Primeira conclusão: os ciberataques vão continuar a acontecer, a elevado ritmo e com cada vez maior sofisticação. No entanto, é possível preparar melhor as empresas e as pessoas, por forma a conseguir travá-los antes que atinjam proporções do nível que vimos nos casos da TAP ou dos próprios serviços do Estado, que terão deixado roubar centenas de documentos confidenciais enviados pela NASA ao Executivo nacional.
O tema esteve em discussão em mais uma conferência do Fórum Ordens Profissionais, promovido pela AGEAS Seguros, e no qual participaram quase uma dezena de oradores em dois painéis distintos.
Para Lino Santos – Coordenador do Centro Nacional de Cibersegurança (CNCS), é muito claro que “ninguém está preparado para isto do ciber risco e esse é o grande desafio”. O responsável lembra que “temos assistido a um crescendo no número de incidentes”, que aumentaram 80% entre 2019 e 2020, e outros 30% entre 2020 e 2021. A tendência, acredita, “vem do passado e mostra que temos de trabalhar mais para ter capacidade de minimizar os impactos”. Porque evitar os ataques é, à partida, impossível. O importante agora é garantir que eles causam o menor estrago possível nas organizações.

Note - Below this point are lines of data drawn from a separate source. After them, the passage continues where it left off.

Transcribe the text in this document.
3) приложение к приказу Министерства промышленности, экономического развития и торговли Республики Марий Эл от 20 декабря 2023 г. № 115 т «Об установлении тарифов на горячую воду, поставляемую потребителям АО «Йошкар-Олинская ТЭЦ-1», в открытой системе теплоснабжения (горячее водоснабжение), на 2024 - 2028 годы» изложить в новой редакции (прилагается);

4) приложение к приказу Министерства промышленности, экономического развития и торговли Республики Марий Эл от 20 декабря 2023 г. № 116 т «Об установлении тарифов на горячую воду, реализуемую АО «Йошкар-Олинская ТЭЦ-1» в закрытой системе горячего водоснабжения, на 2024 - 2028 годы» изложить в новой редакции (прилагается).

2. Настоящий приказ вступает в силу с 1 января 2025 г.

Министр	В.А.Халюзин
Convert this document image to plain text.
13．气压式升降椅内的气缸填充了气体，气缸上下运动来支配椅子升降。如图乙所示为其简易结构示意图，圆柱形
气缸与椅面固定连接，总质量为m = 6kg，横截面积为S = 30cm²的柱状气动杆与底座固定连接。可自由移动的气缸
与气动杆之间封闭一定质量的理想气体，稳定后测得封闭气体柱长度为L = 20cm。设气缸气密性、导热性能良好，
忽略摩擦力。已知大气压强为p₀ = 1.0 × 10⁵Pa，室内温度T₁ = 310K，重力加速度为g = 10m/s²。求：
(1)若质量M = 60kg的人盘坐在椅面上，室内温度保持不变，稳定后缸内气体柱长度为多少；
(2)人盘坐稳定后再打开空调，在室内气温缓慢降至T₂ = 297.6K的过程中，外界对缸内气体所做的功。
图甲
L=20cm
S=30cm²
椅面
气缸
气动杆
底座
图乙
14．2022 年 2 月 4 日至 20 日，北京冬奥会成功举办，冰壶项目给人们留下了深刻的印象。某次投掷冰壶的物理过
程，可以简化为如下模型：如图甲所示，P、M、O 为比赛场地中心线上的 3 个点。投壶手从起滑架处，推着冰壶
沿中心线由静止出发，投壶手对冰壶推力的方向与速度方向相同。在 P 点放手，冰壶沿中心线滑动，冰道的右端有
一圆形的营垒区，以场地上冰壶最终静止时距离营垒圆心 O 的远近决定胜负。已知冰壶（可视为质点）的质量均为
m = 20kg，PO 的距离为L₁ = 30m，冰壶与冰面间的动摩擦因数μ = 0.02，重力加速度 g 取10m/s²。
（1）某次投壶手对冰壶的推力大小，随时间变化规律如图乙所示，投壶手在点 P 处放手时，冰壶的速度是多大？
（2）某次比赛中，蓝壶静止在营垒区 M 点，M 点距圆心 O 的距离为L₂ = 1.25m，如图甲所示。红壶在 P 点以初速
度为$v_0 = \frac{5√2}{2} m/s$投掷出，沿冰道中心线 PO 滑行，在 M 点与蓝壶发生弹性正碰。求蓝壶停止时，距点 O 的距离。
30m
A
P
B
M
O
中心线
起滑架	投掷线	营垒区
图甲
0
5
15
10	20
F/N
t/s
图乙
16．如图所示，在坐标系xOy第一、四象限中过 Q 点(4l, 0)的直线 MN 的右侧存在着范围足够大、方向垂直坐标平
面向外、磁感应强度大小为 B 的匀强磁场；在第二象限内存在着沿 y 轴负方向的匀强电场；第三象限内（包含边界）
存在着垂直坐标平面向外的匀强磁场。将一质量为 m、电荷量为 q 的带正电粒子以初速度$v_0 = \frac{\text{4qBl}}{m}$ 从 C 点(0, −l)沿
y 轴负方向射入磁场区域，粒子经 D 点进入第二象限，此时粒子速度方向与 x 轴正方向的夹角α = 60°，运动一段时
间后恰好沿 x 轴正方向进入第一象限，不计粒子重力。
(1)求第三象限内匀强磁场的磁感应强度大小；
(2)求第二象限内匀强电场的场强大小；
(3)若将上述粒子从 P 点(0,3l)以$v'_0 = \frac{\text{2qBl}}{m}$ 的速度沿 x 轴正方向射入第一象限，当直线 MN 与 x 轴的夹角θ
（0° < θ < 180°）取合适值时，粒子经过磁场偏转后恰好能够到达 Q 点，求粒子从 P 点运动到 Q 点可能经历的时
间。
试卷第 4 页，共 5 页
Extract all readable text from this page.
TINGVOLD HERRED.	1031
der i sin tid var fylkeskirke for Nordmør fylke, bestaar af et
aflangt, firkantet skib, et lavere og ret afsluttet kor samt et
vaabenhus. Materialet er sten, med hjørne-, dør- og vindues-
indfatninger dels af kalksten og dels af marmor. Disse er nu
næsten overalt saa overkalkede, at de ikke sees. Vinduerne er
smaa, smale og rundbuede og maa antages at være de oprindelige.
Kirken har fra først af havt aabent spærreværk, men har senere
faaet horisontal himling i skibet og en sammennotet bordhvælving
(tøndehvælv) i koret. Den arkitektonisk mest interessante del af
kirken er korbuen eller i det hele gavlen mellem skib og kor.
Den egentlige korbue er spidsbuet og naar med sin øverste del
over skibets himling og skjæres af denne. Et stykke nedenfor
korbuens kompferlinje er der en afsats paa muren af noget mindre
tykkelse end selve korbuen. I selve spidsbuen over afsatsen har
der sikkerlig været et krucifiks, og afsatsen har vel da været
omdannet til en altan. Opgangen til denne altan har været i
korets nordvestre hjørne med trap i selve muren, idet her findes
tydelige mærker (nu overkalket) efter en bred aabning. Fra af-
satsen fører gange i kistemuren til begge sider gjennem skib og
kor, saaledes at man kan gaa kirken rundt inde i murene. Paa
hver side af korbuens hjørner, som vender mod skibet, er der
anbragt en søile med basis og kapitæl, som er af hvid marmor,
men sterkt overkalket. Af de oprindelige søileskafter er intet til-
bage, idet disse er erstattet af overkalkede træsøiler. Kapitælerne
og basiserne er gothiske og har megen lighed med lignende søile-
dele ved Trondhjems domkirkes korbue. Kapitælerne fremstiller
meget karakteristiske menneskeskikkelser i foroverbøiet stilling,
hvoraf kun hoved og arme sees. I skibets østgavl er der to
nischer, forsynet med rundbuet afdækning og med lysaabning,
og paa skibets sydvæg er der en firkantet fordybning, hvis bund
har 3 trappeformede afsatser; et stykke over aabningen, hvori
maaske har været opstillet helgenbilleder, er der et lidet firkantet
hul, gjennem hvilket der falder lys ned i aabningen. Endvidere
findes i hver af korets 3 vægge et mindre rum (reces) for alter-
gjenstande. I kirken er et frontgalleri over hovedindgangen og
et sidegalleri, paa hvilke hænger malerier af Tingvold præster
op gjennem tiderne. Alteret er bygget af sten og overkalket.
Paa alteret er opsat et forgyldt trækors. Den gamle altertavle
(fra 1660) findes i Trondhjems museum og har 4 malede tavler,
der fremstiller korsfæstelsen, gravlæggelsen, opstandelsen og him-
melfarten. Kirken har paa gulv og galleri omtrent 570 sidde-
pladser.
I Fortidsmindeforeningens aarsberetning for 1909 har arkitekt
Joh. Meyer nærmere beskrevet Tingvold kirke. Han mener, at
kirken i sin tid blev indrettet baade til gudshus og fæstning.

Para isso, o CNCS prepara-se para publicar um esquema de “certificação de conformidade” com um quadro de referências internacionais, que as empresas podem tentar garantir. No entanto, avisa, “há uma assimetria entre a capacidade de resposta e a capacidade do atacante”, que se explica por três grandes fatores. O primeiro é a densidade digital – ou a “difusão entre o que é agente estatal com os meios de cibercrime, difusão da fronteira entre cibercrime organizado e ativismo (os miúdos que fazem experiências)…”.
Depois, o crescimento do cibercrime organizado. “Quando falo em cibercrime organizado estou a falar de prestação de serviços para ataque a terceiros”, ou seja, hoje em dia é possível contratar “serviços na darkweb” para atacar “a empresa concorrente e com direito a suporte técnico”. E, por fim, mas não menos relevante “a falta de capacidade e talento, o défice de recursos humanos que temos na sociedade e o défice de literacia para lidar com estes ataques e evitar phishing. 53% dos ataques em Portugal exploram o fator humano”, realça o responsável.
Pedro António, membro da Comissão Executiva do Grupo Ageas, acrescenta que “há dois graus de sofisticação que estão um em cima do outro. Se houver um ataque dirigido é preciso uma grande capacidade de resistência a esse ataque – quando ele é mais superficial, quem está mais protegido não é atacado. Mas é uma corrida contra o tempo. E há uma mentalidade da cultura de segurança que é preciso incutir nas organizações”. Nesse sentido, o responsável espera que os ataques que foram noticiados este ano – Impresa, TAP, Vodafone, Estado… – funcione como uma “chamada de atenção forte para as organizações”. Até porque, salienta, por mais que as empresas façam o seu trabalho, “o outro lado da equação também tem a sua capacidade”, o que significa que não se pode baixar a guarda em momento algum. E daí que a formação individual se revista de especial importância. “Até podemos criar mecanismos de defesa como fatores de dupla autenticação, mas depois há sempre uma parte que pode ser erro humano…”, repete.
A questão foi recordada várias vezes precisamente porque parece ter sido precisamente através de um cliente da TAP que os hackers conseguiram aceder ao sistema da companhia aérea – terá aberto um email fraudulento que foi porta de entrada para o vazamento de mais de 1,5 milhões de dados pessoais, que estão agora disponíveis na darkweb.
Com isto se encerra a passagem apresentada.